Of zittend in de wachtkamer kwam een Duitse officier binnen en gaat aan hetzelfde tafeltje zitten. Neemt vervolgens een sigaret uit zijn etui en komt tot de ontdekking dat hij geen vuur bij zich heeft. De officier kijkt een van de piloten aan en vraagt om vuur. De aangesproken piloot nam rustig zijn aansteker en gaf hem vuur. De Duitser bedankt hem, staat op en verlaat de wachtkamer.

Dat de koeriers en ook de piloten over stalen zenuwen moesten beschikken moge ook blijken uit een ander transport vanuit Schijndel. 'n Koerier loopt met twee piloten over het Boxtelse perron en van de tegenover­gestelde richting komen een aantal burgermannen die door zwaar bewapende Duitsers worden geëscorteerd. Deze mannen bleken de overige bemanningsleden te zijn van het vliegtuig waar ook de Schijndelse piloten in hadden gezeten.
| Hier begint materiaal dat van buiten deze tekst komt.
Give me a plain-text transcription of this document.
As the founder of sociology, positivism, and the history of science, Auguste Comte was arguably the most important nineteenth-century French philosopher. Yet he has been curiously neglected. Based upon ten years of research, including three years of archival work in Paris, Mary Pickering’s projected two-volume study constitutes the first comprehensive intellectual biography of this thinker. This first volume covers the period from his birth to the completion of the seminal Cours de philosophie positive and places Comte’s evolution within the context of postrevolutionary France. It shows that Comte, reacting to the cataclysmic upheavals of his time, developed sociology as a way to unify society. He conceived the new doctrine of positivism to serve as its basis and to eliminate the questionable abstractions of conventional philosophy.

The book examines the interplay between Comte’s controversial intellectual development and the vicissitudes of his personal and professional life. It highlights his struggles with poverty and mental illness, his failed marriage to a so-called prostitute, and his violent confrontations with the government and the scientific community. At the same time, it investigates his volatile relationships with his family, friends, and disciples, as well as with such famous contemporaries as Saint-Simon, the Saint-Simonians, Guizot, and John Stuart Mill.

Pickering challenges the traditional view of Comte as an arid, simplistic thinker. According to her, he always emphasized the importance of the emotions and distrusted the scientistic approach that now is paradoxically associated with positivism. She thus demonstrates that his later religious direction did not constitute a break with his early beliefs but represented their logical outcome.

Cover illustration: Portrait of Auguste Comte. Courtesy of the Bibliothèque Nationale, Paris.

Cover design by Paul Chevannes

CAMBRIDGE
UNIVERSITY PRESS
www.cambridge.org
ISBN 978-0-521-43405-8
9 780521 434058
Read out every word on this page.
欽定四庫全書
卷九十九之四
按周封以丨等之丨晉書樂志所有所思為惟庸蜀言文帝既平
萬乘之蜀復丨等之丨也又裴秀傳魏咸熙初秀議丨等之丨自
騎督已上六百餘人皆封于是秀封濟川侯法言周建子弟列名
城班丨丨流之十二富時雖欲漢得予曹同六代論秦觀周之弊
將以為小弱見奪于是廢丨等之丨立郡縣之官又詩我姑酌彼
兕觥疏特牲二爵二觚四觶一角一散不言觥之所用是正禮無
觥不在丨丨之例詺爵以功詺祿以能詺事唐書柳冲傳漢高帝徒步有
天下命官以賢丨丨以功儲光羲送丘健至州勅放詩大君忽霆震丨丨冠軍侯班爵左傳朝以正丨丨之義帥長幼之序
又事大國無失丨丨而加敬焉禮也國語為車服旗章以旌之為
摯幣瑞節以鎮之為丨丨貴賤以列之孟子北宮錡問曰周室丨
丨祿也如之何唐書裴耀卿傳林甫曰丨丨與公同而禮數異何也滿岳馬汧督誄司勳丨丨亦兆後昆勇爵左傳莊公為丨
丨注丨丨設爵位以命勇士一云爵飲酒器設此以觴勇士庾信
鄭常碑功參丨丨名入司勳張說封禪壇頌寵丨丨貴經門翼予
Ze hebben elkaar natuurlijk herkend maar zonder elkaar een blik waardig te gunnen zijn ze voorbij gelopen.

 

Gedurende de tijd dat de piloten in Schijndel ondergedoken zaten werden ze voorzien van nieuwe identiteitspapieren. Meestal kregen ze een Friese naam omdat deze redelijk door hen zelf kon worden uitgesproken. Tevens werden ze geoefend in de normale vraagstellingen van de Duitsers als ze onverhoopt mochten worden aangehouden. Het was veiliger voor hen als zij wat konden praten en wisten waar het over ging dan wanneer ze doofstom bleven. Bovendien "bestonden" ze ook als ze papieren hadden en konden dan "legaal" in aanmerking komen voor bonkaarten en geld.

 

Zo was een piloot tot Ypke Wieringa gedoopt. De naam kon hij redelijk uitspreken en daarnaast was hij eveneens goed getraind op ausweiss, personaalsausweiss en dat soort vragen. Daags voordat hij de grens over zou gaan vond er een razia plaats in het huis, waar hij was ondergebracht. Toen ze bij zijn bed aankwamen werd aan hem zijn ausweiss gevraagd. Half slaperig pakte hij vanuit zijn jasje dat op de stoel langs het bed hing zijn ausweiss en met een slaperig asjeblief gaf hij zijn bewijs. Hij kreeg het terug en de Duitsers vertrokken weer.

 

De risico's die genomen werden door piloten onderdak te bieden waren onverantwoord groot. De gevolgen werden soms niet onderkend. Maar door een innerlijke gedrevenheid dat het ging om de herovering van onze vrijheid werd daar meestal niet bij nagedacht.

Al deze mensen vonden het kennelijk als een onvoorwaardelijke plicht om op deze wijze mee te werken aan de zo fel begeerde vrijheid van ons land.